-
161. Data: 2015-05-07 19:45:44
Temat: Re: Kontrola trzeżwości
Od: Budzik <b...@p...o.n.e.t.pl.nie.spam.oj>
Użytkownik Cavallino c...@k...pl ...
>> Moment.
>> Mniej przejmujesz się rzeczami, które NAPRAWDĘ zachodzą często,
>> czyli
>> np. tym, że w razie czyjegoś błędu własna prędkość znacząco pogłębia
>> skutki wypadku, niż czymś co - nie w wyniku gdybania, lecz twardych
>> faktów - ma znacznie mniejsze prawdopodobieństwo przydarzenia się
>> (również każdemu z nas)?
>
> Oczywiście.
> Wypadki się zdarzają i przyjmuję tą świadomość z dobrodziejstwem
> inwentarza. Pijanych nie toleruję na drodze w żadnej postaci.
> Jakoś do tej pory żaden zbyt szybki we mnie nie wjechał, a pijus jak
> najbardziej.
>
> Więc statystyka wisi mi i powiewa w tym przypadku.
>
I wszystko jasne - kliniczny przykład fobi.

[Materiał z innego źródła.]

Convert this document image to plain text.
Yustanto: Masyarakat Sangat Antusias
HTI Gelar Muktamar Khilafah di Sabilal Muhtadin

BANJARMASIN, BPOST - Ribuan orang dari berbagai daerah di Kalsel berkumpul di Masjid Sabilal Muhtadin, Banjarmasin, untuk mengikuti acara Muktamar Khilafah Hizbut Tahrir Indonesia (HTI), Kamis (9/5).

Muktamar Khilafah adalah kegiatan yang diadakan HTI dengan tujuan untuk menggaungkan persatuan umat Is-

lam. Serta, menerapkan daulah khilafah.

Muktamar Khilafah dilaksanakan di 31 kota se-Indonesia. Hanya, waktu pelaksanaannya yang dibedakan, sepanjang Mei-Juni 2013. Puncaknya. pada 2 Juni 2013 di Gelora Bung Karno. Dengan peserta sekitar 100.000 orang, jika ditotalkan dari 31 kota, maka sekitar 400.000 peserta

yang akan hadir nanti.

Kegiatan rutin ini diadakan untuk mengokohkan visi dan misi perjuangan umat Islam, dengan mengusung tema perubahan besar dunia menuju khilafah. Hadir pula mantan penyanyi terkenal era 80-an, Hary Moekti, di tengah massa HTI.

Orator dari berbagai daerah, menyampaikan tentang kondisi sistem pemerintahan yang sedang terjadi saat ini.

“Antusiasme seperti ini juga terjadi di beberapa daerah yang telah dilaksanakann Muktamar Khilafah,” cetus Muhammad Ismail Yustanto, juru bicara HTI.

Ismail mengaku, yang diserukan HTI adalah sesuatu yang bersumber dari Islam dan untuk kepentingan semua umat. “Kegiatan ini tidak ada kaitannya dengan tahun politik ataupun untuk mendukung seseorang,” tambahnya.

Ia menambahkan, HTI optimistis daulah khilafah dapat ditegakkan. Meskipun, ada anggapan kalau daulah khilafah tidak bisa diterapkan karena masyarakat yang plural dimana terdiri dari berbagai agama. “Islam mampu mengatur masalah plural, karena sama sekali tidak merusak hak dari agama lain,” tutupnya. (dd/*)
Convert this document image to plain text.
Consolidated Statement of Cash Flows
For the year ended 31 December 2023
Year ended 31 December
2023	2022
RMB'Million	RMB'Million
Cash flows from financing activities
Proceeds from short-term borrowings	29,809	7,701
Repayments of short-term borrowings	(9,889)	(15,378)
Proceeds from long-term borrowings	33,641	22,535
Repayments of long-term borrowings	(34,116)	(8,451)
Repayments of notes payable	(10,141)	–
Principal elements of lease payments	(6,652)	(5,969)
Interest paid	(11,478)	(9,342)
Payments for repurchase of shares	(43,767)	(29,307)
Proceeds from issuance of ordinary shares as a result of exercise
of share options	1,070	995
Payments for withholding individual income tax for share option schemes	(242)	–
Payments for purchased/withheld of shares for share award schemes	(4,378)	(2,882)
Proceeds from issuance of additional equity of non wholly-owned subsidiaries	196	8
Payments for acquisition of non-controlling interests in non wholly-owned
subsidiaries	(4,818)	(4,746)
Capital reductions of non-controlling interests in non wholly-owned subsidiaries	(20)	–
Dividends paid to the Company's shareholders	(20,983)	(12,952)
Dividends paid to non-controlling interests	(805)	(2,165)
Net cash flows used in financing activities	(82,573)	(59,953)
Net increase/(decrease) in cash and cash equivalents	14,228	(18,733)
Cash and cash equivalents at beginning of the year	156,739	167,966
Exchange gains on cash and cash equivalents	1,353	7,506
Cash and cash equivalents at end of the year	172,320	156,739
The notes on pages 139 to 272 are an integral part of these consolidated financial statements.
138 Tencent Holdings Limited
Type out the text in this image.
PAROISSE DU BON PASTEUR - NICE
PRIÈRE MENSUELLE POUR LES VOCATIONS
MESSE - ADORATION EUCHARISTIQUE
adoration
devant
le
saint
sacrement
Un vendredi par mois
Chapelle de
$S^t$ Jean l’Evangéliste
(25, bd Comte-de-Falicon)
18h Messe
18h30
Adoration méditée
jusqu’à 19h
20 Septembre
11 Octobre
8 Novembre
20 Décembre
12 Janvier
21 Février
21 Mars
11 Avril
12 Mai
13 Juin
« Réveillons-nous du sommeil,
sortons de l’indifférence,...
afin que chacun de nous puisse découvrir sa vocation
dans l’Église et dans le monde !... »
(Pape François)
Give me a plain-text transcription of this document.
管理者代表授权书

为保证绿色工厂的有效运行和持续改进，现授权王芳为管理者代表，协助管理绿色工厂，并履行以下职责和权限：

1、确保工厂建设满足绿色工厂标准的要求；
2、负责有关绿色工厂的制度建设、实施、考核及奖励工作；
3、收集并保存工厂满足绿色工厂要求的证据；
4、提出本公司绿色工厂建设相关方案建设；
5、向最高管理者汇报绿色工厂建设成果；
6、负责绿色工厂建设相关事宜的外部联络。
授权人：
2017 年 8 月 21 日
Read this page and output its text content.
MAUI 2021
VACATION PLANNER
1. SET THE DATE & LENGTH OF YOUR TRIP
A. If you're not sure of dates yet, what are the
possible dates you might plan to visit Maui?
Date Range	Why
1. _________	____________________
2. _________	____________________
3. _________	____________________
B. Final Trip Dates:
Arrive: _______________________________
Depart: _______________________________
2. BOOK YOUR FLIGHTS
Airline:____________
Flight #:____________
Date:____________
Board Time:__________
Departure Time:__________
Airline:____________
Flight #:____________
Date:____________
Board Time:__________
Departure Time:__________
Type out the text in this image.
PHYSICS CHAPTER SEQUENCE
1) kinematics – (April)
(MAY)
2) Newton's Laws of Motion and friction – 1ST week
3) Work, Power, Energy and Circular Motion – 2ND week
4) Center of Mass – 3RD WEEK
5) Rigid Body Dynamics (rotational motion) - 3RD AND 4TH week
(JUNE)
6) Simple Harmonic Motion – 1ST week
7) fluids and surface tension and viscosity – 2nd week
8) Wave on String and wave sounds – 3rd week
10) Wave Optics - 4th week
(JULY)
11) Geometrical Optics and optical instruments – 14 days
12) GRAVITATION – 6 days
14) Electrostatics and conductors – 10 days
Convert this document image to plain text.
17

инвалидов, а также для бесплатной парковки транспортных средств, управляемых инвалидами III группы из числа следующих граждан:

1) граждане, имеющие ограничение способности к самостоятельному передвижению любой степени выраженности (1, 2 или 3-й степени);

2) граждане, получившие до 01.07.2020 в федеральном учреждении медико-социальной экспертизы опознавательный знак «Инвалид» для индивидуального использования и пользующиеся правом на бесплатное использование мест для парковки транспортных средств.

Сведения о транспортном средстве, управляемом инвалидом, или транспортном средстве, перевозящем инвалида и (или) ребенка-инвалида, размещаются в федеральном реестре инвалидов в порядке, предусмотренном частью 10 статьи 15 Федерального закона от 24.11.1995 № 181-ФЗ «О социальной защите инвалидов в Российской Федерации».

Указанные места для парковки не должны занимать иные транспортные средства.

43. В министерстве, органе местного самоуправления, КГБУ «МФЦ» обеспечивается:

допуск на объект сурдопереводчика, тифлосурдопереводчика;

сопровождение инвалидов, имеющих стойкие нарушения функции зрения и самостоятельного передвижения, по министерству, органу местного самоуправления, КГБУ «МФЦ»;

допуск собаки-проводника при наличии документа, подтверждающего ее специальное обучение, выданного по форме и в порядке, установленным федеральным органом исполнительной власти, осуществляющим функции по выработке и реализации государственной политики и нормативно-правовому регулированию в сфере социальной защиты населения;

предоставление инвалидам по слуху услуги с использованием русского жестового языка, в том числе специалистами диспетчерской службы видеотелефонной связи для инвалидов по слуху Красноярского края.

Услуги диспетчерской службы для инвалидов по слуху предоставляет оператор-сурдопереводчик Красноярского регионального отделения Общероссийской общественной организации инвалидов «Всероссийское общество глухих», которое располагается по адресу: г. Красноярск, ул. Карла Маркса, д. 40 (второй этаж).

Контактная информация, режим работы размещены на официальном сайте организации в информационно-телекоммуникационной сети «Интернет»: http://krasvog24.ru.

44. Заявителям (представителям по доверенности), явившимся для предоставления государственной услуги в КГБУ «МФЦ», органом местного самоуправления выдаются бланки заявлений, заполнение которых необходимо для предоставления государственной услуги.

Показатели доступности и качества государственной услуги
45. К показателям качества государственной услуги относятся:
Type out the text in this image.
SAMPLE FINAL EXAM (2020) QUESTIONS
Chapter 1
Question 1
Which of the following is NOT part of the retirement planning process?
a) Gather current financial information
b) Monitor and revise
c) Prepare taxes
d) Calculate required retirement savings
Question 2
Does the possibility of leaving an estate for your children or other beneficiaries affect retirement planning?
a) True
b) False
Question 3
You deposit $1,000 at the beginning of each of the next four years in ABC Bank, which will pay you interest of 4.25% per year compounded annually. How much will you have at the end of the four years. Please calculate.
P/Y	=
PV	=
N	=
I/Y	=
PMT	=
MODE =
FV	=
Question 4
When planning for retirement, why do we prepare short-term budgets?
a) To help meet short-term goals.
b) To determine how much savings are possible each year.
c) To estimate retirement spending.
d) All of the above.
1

>> Inaczej - co się wobec tego liczy w "bezpieczeństwie",
>
> To, żebym nie musiał nawet omijać pijusa na drodze, a nie fakt ilu z
> nich uda się komuś ominąć, a ilu nie.
> Już nie mówiąc o tym, że samo bezpieczeństwo rozumiane przez ilość
> wypadków nie ma dla mnie wielkiego znaczenia.
>
Dokładnie,
rozpatrujmy bezpieczenstwo w kontekscie ilosci czerwonych samochodów
skrecających w lewo przy skrecie kierownicy o conajmniej jeden obrót.
Jak szaleć to szaleć!
-
162. Data: 2015-05-07 20:14:30
Temat: Re: Kontrola trzeżwości
Od: "Cavallino" <c...@k...pl>
Użytkownik "Budzik" <b...@p...o.n.e.t.pl.nie.spam.oj> napisał w
wiadomości grup dyskusyjnych:
>> Nikt normalny, który pić nie musi, nie będzie bronił pijusa na drodze.
>>
> Fobie nie pozwalają ci konstruktywnie porozmawiać na temat.
Nie mi - Tobie.
I raczej trzeba by to nazwać nałogiem.
Jedyne co konstruktywnego można powiedzieć o ochlejstwie, to apel abyś
odstawił.
Z miejsca przestanie Ci zależeć na prawie do niego.
-
163. Data: 2015-05-07 20:17:12
Temat: Re: Kontrola trzeżwości
Od: "Cavallino" <c...@k...pl>
Użytkownik "Budzik" <b...@p...o.n.e.t.pl.nie.spam.oj> napisał w
wiadomości grup dyskusyjnych:
>> Wypadki się zdarzają i przyjmuję tą świadomość z dobrodziejstwem
>> inwentarza. Pijanych nie toleruję na drodze w żadnej postaci.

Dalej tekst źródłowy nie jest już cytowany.